Une visite impromptue
Quelqu'un frappe à la porte. Je m'empresse d'aller ouvrir.
À travers le Juda, je peux la voir, elle m'attend souriante. Je lui ouvre la porte sans perdre de temps, j'ai trop attendu.
« Salut toi. ». Elle entre et laisse traîner derrière elle un parfum de tabac froid qui me prend au nez. Je l'ai tant attendue, je ne savais pas quand elle se manifesterait, mais je savais qu'elle le ferait un jour.
Sans un mot, elle poursuit son chemin à travers mon petit appartement, regarde chaque recoin, s'arrête par moment mais ne semble pas être intéressée par moi. Elle se dirige vers la cuisine et je la suis. Elle vient s’asseoir sur la seule chaise de la cuisine, les jambes en tailleur sur son siège et daigne enfin m'adresser un regard. Elle sourit et par politesse (ou simplement parce qu'elle est jolie), je lui souris en retour.
« Tu as des questions à me poser n'est-ce pas ? demande-t-elle toujours le sourire aux lèvres.
- Oui en effet. J'en ai plusieurs et ce depuis toujours mais aucune ne vient à l'esprit en ce moment même. Et c'est d'un ridicule ! je ne peux m'empêcher de souffler.
- Tu n'es pas la première à perdre tes mots face à moi. s'exclame-t-elle.
- Mais je suis la seule à vous avoir autant désirée à mes côtés.
- Je ne peux pas dire le contraire. Alors laisse moi te poser une question à mon tour. Pourquoi penses-tu que j'ai accepté de te rencontrer ?
- Si c'est mon heure alors ce n'est pas une faveur que vous me faîtes là, je me permets de plaisanter. Mais si ce n'est pas le cas alors cela veut dire que d'une manière ou d'une autre j'ai attisé votre curiosité.
- Tu as raison. Je me suis demandée pourquoi une jeune fille qui aime autant la vie porte autant d’intérêt à la mort. Celles et ceux qui désirent vivement me voir sont des êtres épuisés par la vie, la maladie, la tristesse et emplis de désespoir. En fait non, disons plutôt que je suis leur dernier espoir.

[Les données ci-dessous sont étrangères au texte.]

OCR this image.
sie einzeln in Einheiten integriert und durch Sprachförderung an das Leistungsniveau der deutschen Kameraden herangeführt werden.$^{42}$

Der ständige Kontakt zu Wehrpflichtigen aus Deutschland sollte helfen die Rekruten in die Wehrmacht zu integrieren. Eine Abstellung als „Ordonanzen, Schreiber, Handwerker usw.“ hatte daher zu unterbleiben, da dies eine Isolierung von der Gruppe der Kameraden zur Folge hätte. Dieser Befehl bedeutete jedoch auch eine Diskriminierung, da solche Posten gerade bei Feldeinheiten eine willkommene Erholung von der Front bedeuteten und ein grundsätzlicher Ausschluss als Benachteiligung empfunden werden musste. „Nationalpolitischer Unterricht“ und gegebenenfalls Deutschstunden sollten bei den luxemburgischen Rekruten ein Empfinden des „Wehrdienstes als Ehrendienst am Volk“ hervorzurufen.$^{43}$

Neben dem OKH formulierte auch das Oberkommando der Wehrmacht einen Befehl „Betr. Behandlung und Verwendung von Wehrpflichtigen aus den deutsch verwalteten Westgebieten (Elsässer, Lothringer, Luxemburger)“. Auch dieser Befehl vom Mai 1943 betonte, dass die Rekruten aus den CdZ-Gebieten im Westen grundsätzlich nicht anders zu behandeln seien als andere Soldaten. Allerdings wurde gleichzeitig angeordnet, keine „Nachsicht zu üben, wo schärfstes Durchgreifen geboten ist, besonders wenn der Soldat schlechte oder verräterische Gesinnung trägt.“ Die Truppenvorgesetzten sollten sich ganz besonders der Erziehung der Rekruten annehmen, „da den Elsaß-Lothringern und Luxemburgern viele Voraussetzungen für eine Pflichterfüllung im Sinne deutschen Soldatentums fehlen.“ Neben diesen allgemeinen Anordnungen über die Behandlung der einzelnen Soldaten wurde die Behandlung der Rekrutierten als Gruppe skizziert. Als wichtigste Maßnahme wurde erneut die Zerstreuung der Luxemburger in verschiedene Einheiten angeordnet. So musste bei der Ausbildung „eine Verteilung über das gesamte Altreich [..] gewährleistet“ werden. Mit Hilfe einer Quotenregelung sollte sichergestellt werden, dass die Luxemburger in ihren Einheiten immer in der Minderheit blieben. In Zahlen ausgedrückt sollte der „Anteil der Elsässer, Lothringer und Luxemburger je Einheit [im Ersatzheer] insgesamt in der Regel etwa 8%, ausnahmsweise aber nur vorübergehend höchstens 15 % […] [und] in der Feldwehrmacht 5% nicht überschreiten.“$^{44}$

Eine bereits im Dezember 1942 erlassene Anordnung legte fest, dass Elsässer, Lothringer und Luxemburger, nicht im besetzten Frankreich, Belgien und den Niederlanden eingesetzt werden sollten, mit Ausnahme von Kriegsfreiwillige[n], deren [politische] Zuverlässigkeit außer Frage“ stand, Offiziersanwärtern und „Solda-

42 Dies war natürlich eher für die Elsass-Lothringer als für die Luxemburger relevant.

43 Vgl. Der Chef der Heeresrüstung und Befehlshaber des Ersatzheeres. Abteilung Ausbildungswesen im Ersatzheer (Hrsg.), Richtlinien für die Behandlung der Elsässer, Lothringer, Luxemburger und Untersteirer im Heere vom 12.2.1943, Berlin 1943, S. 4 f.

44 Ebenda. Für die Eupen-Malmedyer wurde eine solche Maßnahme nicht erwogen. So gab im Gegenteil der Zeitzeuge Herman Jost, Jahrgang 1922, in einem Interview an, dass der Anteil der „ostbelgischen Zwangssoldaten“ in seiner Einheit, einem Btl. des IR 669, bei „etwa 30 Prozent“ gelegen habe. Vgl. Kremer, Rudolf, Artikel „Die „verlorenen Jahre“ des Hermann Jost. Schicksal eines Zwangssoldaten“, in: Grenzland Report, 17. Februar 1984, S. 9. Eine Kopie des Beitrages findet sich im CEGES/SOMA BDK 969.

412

- Vous avez raison, j'aime ma vie, la vie en général je dirais même. Mais depuis ce jour, vous n'avez jamais quitté mes pensées.
- De quoi parles-tu ? Interroge-t-elle, surprise par mes propos.
- Ce jour-là, je vous ai vue. J'étais là le jour où votre visage a pris cette forme. Les traits que vous portez je ne les connais que très bien.
- Gaëlle était ta sœur...
- Oui et depuis je n'ai cessé de vous poursuivre, de vous attendre. J'ai essayé maintes et maintes fois de vous contacter, d'essayer de - ne serait-ce qu'un instant - vous apercevoir. Voir le visage de ma petite sœur, de voir la belle jeune fille qu'elle serait devenue...
- Je ne suis pas ta sœur.
- Je le sais parfaitement ! Je m'emporte. Pourquoi elle ? Pourquoi son visage et pas celui des autres ? Qu'avait-elle de si spéciale pour que vous la choisissiez elle et pas moi ?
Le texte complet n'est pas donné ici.